Entanglement Between Boston Public Schools and ICE

Education, Immigrant Rights

BPS Must Shut Down School-to-Deportation Pipeline Immediately

Documents secured in a lawsuit brought by civil rights and education advocates show far more extensive interactions between Boston Public Schools (BPS) and federal immigration enforcement than the City has previously admitted. Since 2014, at least 135 student incident reports generated by BPS have been made accessible to U.S. Immigration and Customs Enforcement (ICE) via the Boston Regional Intelligence Center (BRIC), an information-sharing network of local, state, and federal law enforcement agencies that is funded by the U.S. Department of Homeland Security and housed within the Boston Police Department. Advocacy organizations that released the information today called upon BPS to shut down this school-to-deportation pipeline immediately and to cease all collusion with ICE.

BPS entanglement with ICE first came to public attention in 2017, when an East Boston High School student was deported based in part on a BPS incident report of a run-of-the-mill school incident—a failed attempt by students to start a fight—that ICE had accessed after BPS shared it with the BRIC. Advocates filed a public records request with BPS to determine the full extent of this troubling student information-sharing practice and subsequently sued when the City refused to turn over the redacted records.
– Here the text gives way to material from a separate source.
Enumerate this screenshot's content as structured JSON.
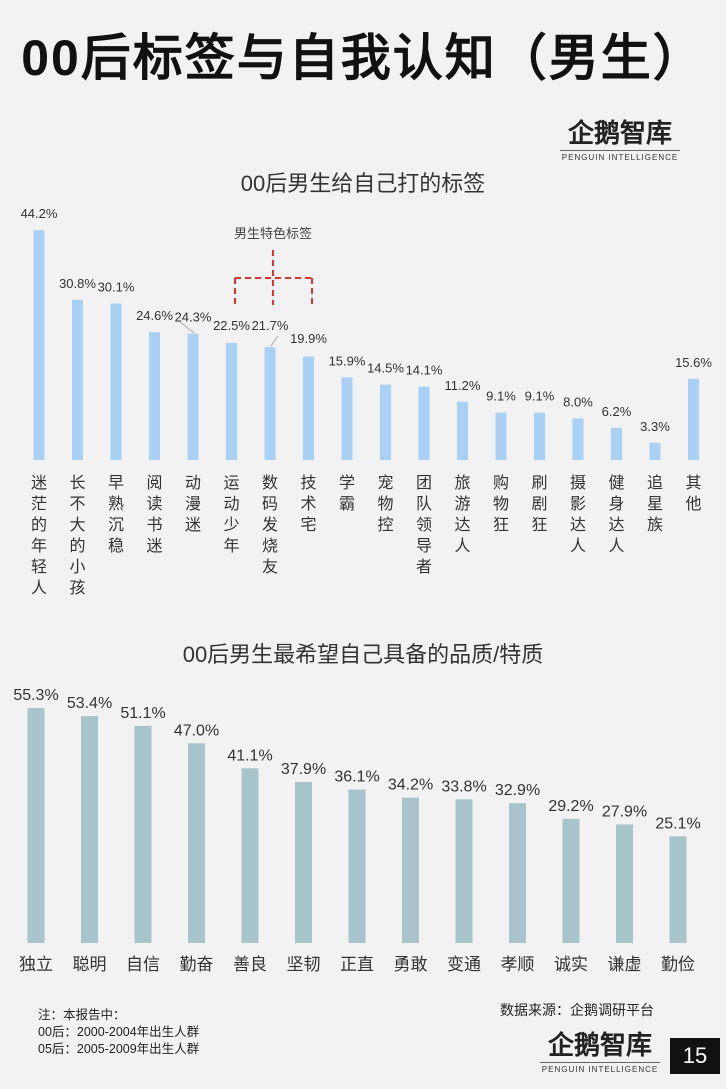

Denials made by City officials at the time of the lawsuit’s filing have now been shown to be false. For example:

  • Mayor Walsh claimed, “The assertion that the City of Boston or the School Department is turning information over to the federal authorities is not true.” Walsh Calls Lawsuit Against BPS “Meritless.” In fact, by the time of Walsh’s statement, BPS had already given federal immigration authorities access to scores of student incident reports via BRIC—and continued to do so after his denial.
  • Former BPS Superintendent Tommy Chang (who resigned within days of the lawsuit’s filing) similarly stated that “[i]t would be against BPS policy to provide any student records to ICE, and BPS does not have a practice of doing so.” Superintendent Chang Affirms Protection of Immigrant Students. In fact, the documents released today show that BPS indeed does provide student records to ICE via BRIC—precisely the practice that then-Superintendent Chang denied.

“The extent of BPS collusion with federal immigration enforcement is alarming, and much more extensive than the City has let on,” said Attorney Janelle Dempsey of Lawyers for Civil Rights (LCR), one of the organizations suing BPS over the records. “BPS is creating a dangerous school-to-deportation pipeline that must be stopped immediately.”
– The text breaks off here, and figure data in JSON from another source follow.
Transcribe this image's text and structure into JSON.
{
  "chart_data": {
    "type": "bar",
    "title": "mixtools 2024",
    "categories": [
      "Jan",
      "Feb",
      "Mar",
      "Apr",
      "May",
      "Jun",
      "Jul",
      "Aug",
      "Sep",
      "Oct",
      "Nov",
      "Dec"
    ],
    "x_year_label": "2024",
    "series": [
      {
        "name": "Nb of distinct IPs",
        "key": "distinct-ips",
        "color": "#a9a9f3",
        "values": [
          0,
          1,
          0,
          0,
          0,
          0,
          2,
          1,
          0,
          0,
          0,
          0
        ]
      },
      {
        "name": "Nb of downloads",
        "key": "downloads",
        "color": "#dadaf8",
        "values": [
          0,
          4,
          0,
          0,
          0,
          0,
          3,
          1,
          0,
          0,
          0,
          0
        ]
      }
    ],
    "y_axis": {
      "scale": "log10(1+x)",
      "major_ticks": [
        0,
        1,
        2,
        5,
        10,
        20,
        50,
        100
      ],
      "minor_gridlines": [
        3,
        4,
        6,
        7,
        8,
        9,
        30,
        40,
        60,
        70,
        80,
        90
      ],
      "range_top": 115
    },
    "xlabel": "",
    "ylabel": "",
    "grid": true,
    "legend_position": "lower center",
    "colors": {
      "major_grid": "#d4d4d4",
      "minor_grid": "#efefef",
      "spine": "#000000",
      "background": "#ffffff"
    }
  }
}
“The City needs to be transparent about its practices,” added Roger Rice, Executive Director of Multicultural Education, Training and Advocacy, Inc. (META), another of the Plaintiff organizations. “Boston claims to be a sanctuary city, yet City officials continue to place students at risk of deportation through entanglement with ICE,” Rice added.
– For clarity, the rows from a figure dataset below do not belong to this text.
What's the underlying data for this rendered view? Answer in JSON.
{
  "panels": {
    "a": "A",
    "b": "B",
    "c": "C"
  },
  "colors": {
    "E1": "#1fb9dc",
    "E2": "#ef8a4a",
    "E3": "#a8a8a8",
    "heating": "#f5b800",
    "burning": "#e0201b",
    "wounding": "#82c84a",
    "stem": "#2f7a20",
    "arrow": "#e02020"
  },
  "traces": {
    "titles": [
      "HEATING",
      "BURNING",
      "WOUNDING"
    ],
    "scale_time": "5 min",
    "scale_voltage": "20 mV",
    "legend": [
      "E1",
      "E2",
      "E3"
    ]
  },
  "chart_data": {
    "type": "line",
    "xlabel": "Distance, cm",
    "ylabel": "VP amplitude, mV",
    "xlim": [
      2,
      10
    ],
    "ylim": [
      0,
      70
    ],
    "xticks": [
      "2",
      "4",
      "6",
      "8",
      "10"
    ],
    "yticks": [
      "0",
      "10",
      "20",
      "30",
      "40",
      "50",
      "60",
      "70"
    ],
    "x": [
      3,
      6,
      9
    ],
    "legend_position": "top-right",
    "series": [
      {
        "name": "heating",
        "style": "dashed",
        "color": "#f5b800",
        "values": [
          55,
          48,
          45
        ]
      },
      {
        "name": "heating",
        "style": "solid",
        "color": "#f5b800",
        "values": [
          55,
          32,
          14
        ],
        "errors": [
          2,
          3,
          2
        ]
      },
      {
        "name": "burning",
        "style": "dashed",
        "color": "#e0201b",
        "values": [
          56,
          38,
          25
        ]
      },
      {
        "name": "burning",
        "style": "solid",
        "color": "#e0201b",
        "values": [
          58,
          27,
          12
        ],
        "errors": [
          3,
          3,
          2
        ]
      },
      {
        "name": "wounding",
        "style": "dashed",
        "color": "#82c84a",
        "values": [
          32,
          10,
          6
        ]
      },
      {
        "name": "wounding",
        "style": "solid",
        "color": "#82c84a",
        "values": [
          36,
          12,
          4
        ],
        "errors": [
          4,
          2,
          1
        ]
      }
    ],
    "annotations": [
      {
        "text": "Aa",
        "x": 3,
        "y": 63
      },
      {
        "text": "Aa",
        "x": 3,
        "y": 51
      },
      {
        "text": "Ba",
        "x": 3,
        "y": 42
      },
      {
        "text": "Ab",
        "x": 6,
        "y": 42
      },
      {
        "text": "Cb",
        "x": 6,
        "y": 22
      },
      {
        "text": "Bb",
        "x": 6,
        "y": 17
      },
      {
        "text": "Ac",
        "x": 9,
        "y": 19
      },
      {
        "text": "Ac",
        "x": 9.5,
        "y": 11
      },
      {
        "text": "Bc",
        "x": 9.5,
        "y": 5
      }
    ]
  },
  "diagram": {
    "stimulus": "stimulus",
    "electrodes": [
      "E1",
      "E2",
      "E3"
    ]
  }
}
The organizations seeking disclosure noted that BPS continues to withhold from the public critical, non-personally identifiable information that would shed further light on its practices, and that they are continuing to pursue their case in court. For example, BPS has heavily redacted most of the released reports, making it impossible to ascertain the details of the incidents reported. BPS has withheld other documents in their entirety. “We are continuing to press in court for more transparency, so that the public will know the full extent of BPS entanglement with ICE,” said Kathleen Boundy, Co-Director of Center for Law and Education, another of the Plaintiff organizations.

Civil rights advocates are particularly concerned that BPS has redacted the race and ethnicity of students whose information has been shared with ICE via BRIC. “What we know already raises troubling questions about whether BPS is engaged in racial profiling and disproportionately targeting Latinx student information for ICE,” said Iván Espinoza-Madrigal, Executive Director of LCR. “We will be asking the Court to compel disclosure of this information to the public, because there is no legal reason why BPS should be allowed to keep this information secret,” Espinoza-Madrigal added.

The case is Center for Law and Education, Inc. v. City of Boston, et al., Suffolk Superior Court No. 18-01938.